Two Chinese drones also flew close to Japan on Thursday, prompting the country’s Air Self-Defense Force to scramble fighter jets in response, according to a statement from Tokyo’s Ministry of Defense.
Kirby said the White House told Qin the US does not want a crisis in the region and reiterated there has been no change to the US’ “One China” policy and that Washington recognizes the People’s Republic of China as the sole legitimate government of China.
“We also made clear that the United States is prepared for what Beijing chooses to do. We will not seek and do not want a crisis. At the same time, we will not be deterred from operating in the seas and skies of the Western Pacific, consistent with international law, as we have for decades — supporting Taiwan and defending a free and open Indo-Pacific,” Kirby said in the statement.
NSC Coordinator for Indo Pacific Affairs Kurt Campbell met with Qin, according to a source familiar with the matter.
Secretary of State Antony Blinken told reporters on Friday that the US has repeatedly conveyed to China that “we do not seek and will not provoke a crisis.” He called China’s recent actions “provocative” and “a significant escalation.”
The speaker’s visit, he said, was “peaceful” and “there is no justification for this extreme, disproportionate and escalatory military response.”
Pelosi, a California Democrat, said the visit — the first time a US House speaker had visited Taiwan in 25 years — was intended to make it “unequivocally clear” that the United States would “not abandon” Taipei.
It came at a low point in US-China relations and despite warnings from the Biden administration against a visit to the democratically governed island.
The US maintains close unofficial ties with Taiwan, and is bound by law to provide Taiwan with defensive arms. But it remains deliberately vague on whether it would defend Taiwan in the event of a Chinese invasion, a policy known as “strategic ambiguity.”
The US postponed a long planned missile test because of China’s angry reaction to Pelosi’s trip. A US official told CNN that Defense Secretary Lloyd Austin directed the Department of Defense to postpone the test flight of an unarmed Minuteman III intercontinental ballistic missile after China launched military exercises.
A top official at the Chinese embassy in Washington said Friday that Qin “totally rejected the so-called condemnation” by the White House of China’s cross-strait military actions when he was summoned.
“The only way out of this crisis is that the US side must take matters immediately to rectify its mistakes and eliminate the grave impact of Pelosi’s visit,” Minister Jing Quan said during a virtual briefing.

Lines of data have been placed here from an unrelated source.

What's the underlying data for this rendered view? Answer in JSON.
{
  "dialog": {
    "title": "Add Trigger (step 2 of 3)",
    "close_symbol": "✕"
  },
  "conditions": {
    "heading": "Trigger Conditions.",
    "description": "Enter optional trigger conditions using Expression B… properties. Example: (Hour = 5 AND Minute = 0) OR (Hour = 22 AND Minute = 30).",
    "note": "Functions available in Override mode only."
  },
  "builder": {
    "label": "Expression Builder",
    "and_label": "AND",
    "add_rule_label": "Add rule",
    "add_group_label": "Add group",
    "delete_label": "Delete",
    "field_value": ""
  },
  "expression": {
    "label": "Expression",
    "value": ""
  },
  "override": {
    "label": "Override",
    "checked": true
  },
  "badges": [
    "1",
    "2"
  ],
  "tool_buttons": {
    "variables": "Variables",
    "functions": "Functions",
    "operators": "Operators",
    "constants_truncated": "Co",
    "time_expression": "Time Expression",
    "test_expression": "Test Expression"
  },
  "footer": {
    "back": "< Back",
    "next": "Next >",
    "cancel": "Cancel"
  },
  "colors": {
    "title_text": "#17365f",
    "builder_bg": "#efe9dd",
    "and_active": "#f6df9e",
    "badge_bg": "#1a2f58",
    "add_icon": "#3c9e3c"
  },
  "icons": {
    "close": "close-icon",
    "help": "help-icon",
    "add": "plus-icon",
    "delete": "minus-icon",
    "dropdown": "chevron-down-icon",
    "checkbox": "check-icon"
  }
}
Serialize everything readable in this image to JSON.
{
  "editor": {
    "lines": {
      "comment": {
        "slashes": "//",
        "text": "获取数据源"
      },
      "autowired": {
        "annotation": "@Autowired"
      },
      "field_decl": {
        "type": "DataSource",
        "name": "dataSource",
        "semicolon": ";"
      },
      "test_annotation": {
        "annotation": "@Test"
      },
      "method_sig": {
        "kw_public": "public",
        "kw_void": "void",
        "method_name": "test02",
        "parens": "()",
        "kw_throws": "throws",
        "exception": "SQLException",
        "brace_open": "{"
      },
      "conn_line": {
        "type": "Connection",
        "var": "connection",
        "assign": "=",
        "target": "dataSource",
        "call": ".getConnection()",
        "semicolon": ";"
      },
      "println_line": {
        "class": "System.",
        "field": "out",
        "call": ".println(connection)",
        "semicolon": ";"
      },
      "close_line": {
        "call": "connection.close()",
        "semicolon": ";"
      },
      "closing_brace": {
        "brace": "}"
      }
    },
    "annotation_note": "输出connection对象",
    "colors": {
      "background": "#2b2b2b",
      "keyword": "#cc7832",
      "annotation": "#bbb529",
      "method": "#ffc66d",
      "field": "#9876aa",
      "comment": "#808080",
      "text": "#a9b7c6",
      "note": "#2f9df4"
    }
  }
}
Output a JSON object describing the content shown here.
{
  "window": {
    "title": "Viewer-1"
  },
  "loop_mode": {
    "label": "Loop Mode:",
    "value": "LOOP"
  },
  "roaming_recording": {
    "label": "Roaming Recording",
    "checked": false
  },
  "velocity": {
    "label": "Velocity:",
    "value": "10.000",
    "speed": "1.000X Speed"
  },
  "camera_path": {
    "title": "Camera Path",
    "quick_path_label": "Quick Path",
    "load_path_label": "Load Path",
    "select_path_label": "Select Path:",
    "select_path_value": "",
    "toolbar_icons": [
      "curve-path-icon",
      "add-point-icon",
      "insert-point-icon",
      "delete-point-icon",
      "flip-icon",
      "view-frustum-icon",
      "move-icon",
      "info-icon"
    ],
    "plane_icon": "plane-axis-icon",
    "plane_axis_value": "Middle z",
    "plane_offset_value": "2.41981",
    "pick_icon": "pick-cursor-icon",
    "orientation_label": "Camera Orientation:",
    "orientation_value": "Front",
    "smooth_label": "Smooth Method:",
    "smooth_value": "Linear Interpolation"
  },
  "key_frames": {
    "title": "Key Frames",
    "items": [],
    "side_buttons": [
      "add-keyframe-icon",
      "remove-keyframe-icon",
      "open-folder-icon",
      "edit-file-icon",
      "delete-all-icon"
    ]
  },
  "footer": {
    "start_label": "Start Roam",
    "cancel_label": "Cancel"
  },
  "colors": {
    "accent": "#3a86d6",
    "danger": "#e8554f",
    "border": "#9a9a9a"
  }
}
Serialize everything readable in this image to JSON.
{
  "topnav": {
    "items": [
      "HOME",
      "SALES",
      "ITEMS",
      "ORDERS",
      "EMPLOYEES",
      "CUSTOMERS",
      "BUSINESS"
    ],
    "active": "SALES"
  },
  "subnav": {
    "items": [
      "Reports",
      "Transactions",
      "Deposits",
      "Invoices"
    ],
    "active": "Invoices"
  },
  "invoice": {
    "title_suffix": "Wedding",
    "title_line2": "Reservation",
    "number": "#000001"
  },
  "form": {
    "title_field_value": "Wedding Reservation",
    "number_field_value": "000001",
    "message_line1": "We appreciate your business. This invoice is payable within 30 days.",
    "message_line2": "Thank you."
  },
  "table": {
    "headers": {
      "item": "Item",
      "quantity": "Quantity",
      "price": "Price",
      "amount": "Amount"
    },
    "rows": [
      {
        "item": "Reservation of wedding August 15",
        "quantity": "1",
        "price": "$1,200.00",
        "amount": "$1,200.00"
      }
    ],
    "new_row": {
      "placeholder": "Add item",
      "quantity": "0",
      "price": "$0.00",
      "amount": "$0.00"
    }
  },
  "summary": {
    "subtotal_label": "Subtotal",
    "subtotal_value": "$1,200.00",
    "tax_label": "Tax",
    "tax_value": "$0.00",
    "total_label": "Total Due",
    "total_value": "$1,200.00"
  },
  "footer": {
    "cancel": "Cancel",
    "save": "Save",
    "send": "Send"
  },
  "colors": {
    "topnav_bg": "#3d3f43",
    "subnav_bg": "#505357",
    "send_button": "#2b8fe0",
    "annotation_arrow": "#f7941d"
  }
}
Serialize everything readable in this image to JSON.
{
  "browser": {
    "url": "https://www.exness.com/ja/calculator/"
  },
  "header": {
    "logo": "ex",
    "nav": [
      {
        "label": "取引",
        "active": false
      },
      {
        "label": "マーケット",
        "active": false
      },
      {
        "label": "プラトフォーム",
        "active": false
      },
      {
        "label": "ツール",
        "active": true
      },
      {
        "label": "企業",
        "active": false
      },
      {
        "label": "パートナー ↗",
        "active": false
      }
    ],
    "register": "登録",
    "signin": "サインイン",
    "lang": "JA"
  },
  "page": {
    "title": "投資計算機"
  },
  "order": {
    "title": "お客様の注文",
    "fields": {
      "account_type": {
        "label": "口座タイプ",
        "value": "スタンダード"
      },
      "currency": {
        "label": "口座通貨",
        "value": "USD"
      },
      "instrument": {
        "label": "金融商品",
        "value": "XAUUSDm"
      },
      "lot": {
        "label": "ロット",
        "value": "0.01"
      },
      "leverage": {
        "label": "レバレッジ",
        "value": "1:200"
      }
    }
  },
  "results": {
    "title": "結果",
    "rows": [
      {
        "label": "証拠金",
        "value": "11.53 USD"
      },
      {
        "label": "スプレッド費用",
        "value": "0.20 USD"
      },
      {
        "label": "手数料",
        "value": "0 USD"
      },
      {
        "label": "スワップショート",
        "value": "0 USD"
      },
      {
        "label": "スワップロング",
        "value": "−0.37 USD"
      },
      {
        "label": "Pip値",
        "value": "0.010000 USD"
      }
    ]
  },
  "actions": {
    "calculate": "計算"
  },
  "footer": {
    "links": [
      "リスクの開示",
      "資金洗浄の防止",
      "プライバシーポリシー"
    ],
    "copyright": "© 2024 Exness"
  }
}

Jing reiterated that China views Pelosi’s visit to Taiwan as “a serious violation of the One China policy.” He said that they view the trip by the lawmaker as an official US government visit, noting that Pelosi flew on a US government plane. Using a government plane is standard for congressional delegations, especially for the House speaker who is high in the line of presidential succession.
He argued Pelosi “knows where China’s red lines are” but said she “still chose to deliberately provoke and challenge China’s position.”
Kirby on Friday responded to Qin, saying, “There’s nothing here for the United States to rectify — the Chinese can go a long way to taking the tensions down simply by stopping these provocative military exercises and ending the rhetoric.”
“We don’t want a crisis. We’re not seeking a crisis and quite frankly there’s no reason for a crisis to erupt out of this,” Kirby said in a response to a question from CNN’s MJ Lee.
He told reporters the US condemns China’s sanctioning of Pelosi and her family and said it was “unjustified,” maintaining the speaker had “every right to go.”
This story has been updated with additional information.